Выбрать главу

Этот случай несколько дней не сходил со страниц газет. Описание поступка Николая, его фотографии занимали на них видное место. Буквально в одночасье скромный коммерсант превратился чуть ли не в национального немецкого героя. В магазин повалили покупатели, многие ехали из других районов, чтобы пожать руку «патриоту» и купить товар в его заведении.

Даже начальник отделения полиции лично посетил магазин и предложил Николаю получить револьвер. Оружие, заметил он, выдается только наиболее благонадежным гражданам города. Разведчик поблагодарил и отказался от оружия. Полицейский начальник информировал его также, что в знак благодарности полиция будет вести наблюдение за магазином и таким образом охранять его от возможных грабителей. «Радуйтесь, — похлопал он по плечу Николая, — теперь мы вас в беде не оставим».

Но Николай уже в первый день понял, что радоваться нечему. Созданная с таким трудом база прикрытия рушилась. Теперь использовать магазин для хранения и передачи разведывательных материалов было нельзя. Систематическое наблюдение за ситуацией вокруг магазина могло навести профессионалов на мысль, что образ жизни ее хозяина не совсем обычен, и это привело бы к провалу.

После получения информации о происшествии Центр запретил использовать магазин как передаточный пункт, а Николаю было дано указание временно прекратить разведывательную работу. Возникло опасение, что негативную роль могут сыграть и фотографии нелегала, опубликованные в газетах. Однако тщательное изучение их показало, что из-за нечеткости снимков опознать его на них будет трудно.

В дальнейшем магазин пришлось все-таки закрыть, а Николая, по соображениям безопасности, перевести на работу в другую страну.

С начала 30-х годов в Германии быстрыми темпами развивалась военная промышленность, и соответствующие советские ведомства проявляли заинтересованность в получении данных о новейших достижениях немцев в области электротехники, радиопромышленности, приборостроении, авиации, химии и т. д.

Для работы по научно-техническому направлению в резидентуру Каминского в 1931 году прибыл разведчик-нелегал Лео Гельфот. В досье архива венской полиции содержались следующие данные: «Родился (Гельфот) на территории Буковины, до Первой мировой войны учился в Вене на медицинском факультете, затем был призван в армию.

В 1914 году попал в плен к русским, в России продолжил медицинское образование, по-видимому, симпатизирует компартии».

Все это соответствовало действительности. Из архива Службы внешней разведки к этому можно добавить: был женат на советской гражданке, работал в системе Минздрава, был заведующим поликлиникой. С этой должности приглашен на работу в ИНО ОГПУ и направлен на нелегальную работу в Германию.

Гельфот работал в нелегальной разведке с 1931 по 1938 год. В Берлине он устроился на работу ассистентом в клинику известного немецкого профессора. По специальности он был рентгенологом. Работа в клинике давала возможность знакомиться с материалами, связанными с военной медициной, собирать информацию о новых методах лечения раненых в полевых условиях. Однако основными источниками его информации были три агента из числа немцев, которые работали в военно-промышленных концернах и были переданы ему на связь.
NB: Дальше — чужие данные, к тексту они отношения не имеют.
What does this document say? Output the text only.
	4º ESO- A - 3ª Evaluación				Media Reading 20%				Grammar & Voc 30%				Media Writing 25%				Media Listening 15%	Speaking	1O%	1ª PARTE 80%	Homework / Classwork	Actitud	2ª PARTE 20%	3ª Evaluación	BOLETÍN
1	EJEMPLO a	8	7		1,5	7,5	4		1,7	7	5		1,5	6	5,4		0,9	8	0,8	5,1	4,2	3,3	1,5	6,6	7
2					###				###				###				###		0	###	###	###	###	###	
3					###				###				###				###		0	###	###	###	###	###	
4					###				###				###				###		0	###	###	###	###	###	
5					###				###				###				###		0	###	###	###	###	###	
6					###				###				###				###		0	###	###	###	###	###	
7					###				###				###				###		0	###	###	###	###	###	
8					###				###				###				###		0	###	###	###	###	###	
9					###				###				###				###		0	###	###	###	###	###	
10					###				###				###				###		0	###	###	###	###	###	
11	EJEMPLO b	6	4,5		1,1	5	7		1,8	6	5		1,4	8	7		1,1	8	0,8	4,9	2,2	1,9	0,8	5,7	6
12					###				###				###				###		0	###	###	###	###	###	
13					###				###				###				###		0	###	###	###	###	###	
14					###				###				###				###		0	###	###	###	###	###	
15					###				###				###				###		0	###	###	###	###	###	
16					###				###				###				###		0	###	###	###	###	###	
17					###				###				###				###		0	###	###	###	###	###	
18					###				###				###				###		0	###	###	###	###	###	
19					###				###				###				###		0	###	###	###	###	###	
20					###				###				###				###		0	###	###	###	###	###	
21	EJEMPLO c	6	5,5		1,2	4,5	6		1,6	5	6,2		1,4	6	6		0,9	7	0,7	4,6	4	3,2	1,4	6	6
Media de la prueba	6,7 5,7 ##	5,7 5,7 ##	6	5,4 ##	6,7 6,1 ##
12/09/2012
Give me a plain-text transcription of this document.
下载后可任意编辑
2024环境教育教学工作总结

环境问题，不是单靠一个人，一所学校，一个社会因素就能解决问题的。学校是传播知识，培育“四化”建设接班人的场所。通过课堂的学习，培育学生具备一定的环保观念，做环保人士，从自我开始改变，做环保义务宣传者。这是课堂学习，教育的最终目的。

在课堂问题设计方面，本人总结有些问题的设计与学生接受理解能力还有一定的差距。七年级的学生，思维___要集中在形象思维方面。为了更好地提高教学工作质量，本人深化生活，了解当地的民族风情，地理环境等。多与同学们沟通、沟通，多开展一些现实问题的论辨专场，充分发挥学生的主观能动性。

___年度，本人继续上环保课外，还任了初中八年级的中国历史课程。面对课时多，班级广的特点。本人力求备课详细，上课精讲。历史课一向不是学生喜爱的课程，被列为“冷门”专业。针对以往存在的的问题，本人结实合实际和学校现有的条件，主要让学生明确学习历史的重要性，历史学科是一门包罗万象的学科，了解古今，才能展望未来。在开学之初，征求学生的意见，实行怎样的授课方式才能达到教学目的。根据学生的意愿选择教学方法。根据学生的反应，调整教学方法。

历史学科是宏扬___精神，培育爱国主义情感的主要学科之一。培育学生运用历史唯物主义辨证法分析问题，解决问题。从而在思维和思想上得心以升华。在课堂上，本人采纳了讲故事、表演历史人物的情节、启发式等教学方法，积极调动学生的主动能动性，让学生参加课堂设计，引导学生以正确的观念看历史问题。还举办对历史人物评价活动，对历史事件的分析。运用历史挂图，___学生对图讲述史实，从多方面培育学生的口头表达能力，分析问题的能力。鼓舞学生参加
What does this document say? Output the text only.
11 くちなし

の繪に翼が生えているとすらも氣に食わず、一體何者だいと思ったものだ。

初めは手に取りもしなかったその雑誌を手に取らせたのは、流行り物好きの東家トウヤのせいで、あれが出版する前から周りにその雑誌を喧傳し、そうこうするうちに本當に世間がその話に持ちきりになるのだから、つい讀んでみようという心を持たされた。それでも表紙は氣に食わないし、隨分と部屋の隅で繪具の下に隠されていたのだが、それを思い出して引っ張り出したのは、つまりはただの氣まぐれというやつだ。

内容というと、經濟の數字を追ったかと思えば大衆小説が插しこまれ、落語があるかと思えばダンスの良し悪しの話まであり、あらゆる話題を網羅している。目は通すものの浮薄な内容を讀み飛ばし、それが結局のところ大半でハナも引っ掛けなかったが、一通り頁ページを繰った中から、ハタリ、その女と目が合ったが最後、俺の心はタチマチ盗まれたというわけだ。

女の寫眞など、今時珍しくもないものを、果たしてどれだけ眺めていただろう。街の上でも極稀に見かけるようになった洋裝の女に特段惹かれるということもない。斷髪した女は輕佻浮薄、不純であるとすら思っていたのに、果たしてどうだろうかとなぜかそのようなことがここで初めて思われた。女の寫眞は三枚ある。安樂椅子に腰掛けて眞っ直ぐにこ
Гельфоту удалось через них получить значительное количество материалов и образцов, связанных с военной авиацией, электротехникой, приборостроением и химией для военных целей.

В конце 1933 года в связи с осложнившейся вокруг резидентуры обстановкой Гельфот был переброшен в Париж, где ему поручалась работа по поддержанию связи с действующими источниками. Однако его иностранный паспорт не давал возможности находиться длительное время во Франции, и поэтому разведчик стал искать пути закрепления в другой европейской стране, создания там необходимой базы для продолжения работы со своими источниками.

С этой целью он выезжал в Скандинавские страны, однако осесть там на постоянное жительство ему не удалось. Иностранцы, имевшие временное разрешение на проживание, находились под контролем полиции, и это, естественно, накладывало свой отпечаток и на условия оперативной работы. Работать в таких условиях было чрезвычайно трудно.

После четырех лет пребывания в Европе, когда его положение с устройством на работу и получением вида на жительство становилось все более безнадежным, Гельфот направил в Центр просьбу разрешить ему возвратиться в Москву. В своем письме он, в частности, писал: «Я настолько издерган и изнервничался, что не могу работать. Нервы расшатаны до невозможности. Не пользовался отпуском четыре года».